As Chad Elias and Zaher Omareen write in Syria Speaks, many (semi-professional) documentaries and short films produced since 2012 “use allegory, satire and humor to express a range of affective states or experiences that resist straightforward documentation.” Mokdad often inserts highly aesthetic shots of sunsets or blue skies above ruins after tense emotional scenes. For the viewer, the effect of such juxtapositions, as well as the suggestive “lullabyesque” minimalist soundtrack, is rattling.

Nonetheless, Mokdad conceded that “the mission of art is tricky, you should have distance, take a distance…[but] I do not agree with it.” Instead, he fought with his camera.

“The tricky thing about art, particularly about Syria, is that I always imagined that you make art for change. I was always imaging people to jump up and go demonstrate, [after seeing that was happening in Syria].”

Wanting to pin down what drove Abou Yaarub and Adnan, Mokdad zoned in on his protagonists’ faces and ‘soulscapes’ rather than confronting audiences with the daily carnage. “I wanted to touch the audience and confuse the audience without inserting direct bloody scenes. It has more effect. I wanted to move the thinking -- you can move things more through thinking than emotions.”

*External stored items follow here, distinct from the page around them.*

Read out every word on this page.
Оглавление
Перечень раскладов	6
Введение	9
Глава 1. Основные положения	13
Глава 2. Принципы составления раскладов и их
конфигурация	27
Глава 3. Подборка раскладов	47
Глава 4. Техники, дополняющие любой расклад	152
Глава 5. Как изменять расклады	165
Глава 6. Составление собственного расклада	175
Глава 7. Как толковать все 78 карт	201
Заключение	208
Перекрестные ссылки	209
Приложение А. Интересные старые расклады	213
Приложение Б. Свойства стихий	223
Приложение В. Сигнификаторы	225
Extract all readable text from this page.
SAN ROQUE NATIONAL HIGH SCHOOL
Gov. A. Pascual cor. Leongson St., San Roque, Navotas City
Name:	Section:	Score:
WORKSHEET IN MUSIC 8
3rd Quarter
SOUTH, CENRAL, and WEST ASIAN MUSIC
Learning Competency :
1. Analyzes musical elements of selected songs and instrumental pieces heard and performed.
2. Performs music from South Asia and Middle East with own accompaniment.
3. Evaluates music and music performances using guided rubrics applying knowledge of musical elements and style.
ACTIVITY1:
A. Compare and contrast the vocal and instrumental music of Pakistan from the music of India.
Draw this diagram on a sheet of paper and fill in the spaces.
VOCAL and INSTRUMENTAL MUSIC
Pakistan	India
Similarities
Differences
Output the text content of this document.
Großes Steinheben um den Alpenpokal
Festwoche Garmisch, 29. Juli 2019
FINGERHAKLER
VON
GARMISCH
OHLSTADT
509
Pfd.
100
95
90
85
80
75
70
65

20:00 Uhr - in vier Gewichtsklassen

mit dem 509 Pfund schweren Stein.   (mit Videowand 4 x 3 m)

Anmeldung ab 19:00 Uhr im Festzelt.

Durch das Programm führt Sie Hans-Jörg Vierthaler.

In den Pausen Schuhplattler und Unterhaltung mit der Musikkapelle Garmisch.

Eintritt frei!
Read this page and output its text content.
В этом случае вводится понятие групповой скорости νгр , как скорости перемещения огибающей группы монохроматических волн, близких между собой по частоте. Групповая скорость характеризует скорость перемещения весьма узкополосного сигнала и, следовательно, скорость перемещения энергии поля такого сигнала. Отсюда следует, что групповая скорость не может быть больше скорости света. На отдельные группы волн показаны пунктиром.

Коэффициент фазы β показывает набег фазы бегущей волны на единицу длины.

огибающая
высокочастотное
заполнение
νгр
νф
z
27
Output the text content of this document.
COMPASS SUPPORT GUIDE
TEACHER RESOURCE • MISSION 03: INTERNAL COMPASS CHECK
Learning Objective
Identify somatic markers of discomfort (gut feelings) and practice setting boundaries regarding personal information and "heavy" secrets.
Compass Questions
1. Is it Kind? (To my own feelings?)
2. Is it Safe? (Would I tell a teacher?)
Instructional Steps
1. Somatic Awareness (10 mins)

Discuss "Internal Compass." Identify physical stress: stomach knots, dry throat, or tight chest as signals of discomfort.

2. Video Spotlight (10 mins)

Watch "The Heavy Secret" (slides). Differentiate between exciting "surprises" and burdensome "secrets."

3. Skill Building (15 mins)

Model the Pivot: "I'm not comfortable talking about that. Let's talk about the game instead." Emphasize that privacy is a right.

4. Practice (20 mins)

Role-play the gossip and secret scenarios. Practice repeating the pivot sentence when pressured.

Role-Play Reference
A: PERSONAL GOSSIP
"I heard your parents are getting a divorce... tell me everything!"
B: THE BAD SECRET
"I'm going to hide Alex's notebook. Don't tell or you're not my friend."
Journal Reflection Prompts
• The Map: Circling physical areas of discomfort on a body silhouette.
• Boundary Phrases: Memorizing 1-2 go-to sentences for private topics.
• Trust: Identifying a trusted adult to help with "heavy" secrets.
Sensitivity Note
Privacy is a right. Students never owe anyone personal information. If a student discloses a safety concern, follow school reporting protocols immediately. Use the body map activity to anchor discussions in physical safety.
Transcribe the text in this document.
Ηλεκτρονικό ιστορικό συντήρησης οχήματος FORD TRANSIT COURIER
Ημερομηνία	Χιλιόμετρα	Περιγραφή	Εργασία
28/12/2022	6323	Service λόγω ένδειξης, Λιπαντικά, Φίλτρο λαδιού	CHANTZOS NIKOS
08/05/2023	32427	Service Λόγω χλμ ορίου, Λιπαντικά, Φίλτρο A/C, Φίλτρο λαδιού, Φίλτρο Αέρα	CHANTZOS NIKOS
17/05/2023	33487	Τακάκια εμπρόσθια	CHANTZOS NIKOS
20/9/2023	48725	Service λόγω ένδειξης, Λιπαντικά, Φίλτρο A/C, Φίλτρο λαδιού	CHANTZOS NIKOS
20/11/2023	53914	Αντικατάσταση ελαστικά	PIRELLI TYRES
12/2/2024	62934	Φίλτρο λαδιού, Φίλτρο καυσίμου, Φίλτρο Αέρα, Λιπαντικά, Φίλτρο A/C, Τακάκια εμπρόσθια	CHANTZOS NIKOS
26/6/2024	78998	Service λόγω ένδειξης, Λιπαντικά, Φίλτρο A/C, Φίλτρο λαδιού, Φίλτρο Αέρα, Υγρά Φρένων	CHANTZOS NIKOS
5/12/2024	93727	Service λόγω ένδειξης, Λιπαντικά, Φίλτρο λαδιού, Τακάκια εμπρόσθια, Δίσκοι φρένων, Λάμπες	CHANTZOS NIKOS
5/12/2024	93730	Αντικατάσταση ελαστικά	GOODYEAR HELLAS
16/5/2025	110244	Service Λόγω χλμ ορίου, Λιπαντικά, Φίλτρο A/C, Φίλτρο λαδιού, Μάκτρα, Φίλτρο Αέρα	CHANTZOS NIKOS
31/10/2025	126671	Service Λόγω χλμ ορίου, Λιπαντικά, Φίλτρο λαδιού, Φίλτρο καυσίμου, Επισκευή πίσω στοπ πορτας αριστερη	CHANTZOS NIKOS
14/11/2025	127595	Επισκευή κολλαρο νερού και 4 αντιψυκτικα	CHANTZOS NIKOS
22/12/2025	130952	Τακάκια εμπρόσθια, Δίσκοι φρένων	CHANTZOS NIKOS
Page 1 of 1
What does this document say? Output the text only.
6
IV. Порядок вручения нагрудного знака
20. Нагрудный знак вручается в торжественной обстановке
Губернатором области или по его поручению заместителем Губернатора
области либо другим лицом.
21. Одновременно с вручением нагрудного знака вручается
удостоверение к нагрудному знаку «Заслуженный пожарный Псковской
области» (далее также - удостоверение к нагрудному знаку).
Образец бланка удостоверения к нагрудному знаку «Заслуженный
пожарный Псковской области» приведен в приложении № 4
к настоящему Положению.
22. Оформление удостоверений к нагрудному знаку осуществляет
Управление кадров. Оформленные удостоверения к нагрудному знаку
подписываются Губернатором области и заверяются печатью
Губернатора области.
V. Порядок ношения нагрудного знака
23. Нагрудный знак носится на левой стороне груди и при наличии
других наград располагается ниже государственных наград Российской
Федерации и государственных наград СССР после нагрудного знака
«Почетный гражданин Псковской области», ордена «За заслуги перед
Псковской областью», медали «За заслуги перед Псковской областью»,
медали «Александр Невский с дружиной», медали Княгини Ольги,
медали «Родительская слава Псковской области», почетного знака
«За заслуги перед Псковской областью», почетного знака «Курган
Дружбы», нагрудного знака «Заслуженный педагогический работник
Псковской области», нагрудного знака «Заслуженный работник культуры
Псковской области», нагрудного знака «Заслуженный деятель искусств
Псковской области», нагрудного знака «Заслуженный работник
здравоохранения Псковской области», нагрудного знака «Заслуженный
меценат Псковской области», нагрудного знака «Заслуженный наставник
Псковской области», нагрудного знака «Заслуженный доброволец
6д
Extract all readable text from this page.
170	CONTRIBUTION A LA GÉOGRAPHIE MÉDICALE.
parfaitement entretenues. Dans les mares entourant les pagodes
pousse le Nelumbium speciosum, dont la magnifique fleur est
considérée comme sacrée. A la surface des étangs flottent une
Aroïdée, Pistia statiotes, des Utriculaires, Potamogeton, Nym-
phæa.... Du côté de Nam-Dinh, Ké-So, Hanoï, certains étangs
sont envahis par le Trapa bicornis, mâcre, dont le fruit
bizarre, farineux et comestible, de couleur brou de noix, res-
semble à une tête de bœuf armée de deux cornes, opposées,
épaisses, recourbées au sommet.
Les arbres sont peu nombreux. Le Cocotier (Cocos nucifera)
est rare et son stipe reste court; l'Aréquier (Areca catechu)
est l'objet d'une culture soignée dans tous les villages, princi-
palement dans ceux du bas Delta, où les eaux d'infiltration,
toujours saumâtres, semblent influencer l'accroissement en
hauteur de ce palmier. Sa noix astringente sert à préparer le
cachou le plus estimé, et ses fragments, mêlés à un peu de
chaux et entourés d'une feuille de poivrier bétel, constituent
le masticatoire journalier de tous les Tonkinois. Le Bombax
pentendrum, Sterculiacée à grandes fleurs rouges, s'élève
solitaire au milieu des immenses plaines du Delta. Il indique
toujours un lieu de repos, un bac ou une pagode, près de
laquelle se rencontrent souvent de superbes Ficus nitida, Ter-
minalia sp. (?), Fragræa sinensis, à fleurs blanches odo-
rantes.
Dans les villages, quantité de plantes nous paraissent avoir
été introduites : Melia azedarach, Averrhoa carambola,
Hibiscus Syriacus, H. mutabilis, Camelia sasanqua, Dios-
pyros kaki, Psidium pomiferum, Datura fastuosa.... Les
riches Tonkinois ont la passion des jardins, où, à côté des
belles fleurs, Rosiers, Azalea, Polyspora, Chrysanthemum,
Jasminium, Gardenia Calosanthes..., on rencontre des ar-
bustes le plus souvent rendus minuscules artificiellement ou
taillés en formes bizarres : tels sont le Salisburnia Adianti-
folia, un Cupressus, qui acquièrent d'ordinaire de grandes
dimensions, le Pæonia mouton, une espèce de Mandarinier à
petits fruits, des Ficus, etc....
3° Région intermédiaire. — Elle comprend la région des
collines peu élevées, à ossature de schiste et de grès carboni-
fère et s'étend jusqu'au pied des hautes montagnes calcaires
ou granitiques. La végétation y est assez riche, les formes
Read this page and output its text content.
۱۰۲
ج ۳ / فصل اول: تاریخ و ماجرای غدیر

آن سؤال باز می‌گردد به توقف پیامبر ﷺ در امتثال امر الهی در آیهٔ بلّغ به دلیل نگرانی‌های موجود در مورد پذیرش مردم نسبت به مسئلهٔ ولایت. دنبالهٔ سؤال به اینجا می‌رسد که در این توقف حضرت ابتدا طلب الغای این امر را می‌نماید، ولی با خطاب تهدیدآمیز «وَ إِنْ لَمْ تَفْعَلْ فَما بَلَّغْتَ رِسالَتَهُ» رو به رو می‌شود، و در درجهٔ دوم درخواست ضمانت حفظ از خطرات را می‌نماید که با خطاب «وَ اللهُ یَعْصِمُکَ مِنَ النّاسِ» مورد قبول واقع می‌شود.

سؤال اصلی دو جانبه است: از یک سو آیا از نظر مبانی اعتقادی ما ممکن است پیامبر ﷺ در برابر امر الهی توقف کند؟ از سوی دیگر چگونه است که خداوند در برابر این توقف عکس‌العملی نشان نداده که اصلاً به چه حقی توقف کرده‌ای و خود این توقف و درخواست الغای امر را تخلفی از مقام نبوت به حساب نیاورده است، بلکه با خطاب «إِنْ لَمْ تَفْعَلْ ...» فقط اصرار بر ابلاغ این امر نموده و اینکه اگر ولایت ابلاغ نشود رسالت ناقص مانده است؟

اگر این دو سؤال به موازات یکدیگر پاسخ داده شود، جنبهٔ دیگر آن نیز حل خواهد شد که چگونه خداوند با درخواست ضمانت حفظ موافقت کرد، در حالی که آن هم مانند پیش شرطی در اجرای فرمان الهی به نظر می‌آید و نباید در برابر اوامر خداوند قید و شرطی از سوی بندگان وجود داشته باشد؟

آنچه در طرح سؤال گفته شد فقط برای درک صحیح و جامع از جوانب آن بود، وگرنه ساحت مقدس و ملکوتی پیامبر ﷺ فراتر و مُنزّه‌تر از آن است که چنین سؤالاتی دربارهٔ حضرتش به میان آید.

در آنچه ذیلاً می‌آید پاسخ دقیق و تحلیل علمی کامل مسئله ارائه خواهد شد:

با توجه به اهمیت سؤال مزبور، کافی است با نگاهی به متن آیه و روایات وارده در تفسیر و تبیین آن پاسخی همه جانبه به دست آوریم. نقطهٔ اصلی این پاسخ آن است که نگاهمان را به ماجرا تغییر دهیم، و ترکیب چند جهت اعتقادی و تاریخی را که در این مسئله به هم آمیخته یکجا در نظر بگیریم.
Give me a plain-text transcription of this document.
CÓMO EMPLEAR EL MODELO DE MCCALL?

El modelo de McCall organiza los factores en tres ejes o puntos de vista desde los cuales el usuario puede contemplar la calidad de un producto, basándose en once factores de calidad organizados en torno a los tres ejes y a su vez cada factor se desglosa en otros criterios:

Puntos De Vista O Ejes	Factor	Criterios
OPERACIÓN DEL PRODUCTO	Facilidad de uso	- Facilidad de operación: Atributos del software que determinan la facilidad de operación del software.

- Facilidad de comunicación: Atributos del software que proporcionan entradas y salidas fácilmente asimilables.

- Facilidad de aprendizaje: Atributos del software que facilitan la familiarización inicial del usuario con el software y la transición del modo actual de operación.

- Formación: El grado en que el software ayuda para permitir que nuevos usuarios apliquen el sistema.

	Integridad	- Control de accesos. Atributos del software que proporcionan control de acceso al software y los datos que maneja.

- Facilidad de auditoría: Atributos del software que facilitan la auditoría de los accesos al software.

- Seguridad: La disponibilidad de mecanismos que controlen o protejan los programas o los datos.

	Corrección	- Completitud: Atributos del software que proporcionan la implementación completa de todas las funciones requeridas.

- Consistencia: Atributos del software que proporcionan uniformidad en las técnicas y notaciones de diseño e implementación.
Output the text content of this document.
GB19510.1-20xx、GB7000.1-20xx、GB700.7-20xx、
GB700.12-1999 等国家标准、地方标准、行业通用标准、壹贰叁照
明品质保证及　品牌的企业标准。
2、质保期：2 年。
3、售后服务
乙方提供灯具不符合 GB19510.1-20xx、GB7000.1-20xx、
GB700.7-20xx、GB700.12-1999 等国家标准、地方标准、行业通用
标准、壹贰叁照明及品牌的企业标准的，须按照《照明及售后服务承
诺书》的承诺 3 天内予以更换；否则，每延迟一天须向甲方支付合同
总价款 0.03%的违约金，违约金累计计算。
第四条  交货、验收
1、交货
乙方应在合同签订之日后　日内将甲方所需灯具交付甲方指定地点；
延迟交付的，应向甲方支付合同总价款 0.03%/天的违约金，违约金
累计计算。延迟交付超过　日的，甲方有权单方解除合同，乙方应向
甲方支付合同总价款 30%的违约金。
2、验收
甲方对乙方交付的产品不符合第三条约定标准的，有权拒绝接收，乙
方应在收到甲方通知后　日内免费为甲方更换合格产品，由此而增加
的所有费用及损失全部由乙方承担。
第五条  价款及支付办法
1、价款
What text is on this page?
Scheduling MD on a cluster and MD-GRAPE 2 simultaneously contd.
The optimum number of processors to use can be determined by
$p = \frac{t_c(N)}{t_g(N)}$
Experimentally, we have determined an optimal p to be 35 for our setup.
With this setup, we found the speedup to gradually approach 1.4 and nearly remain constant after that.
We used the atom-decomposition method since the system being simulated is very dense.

Over time, Nur shifts from reading poems to reporting news. In a telling scene, she is rushing up the stairs to go to the roof, with the camera rolling, to capture the explosion of a bomb in the nearby town of Bosra. While Adnan wonders aloud: “Are we ever going to fix this again?”, Nur tells her uncle Firas that she wishes to stay alive, as life “might get more beautiful.”

Eventually, Mokdad captures both Abu Yaarub and Adnan at pivotal moments as they cling on to their convictions and refuse to break: The FSA soldier making a pained concession (“we got lost”) and the activist in a slight and painful nod affirming that he’d be leaving to Turkey to escape the regime advancing on Aleppo.

300 Miles will screen during this year’s Cairo Cinema Days, held between 9 and 16 May at Zawya Cinema, as well as at Olhar de Cinema Curitiba Intl. Film Festival (7-15 June). 

[Main photo: Nour, filmmaker Orwa al-Mokdad's niece, filming herself in the dark due to extended power cuts. (Image courtesy of Orwa al-Mokdad)].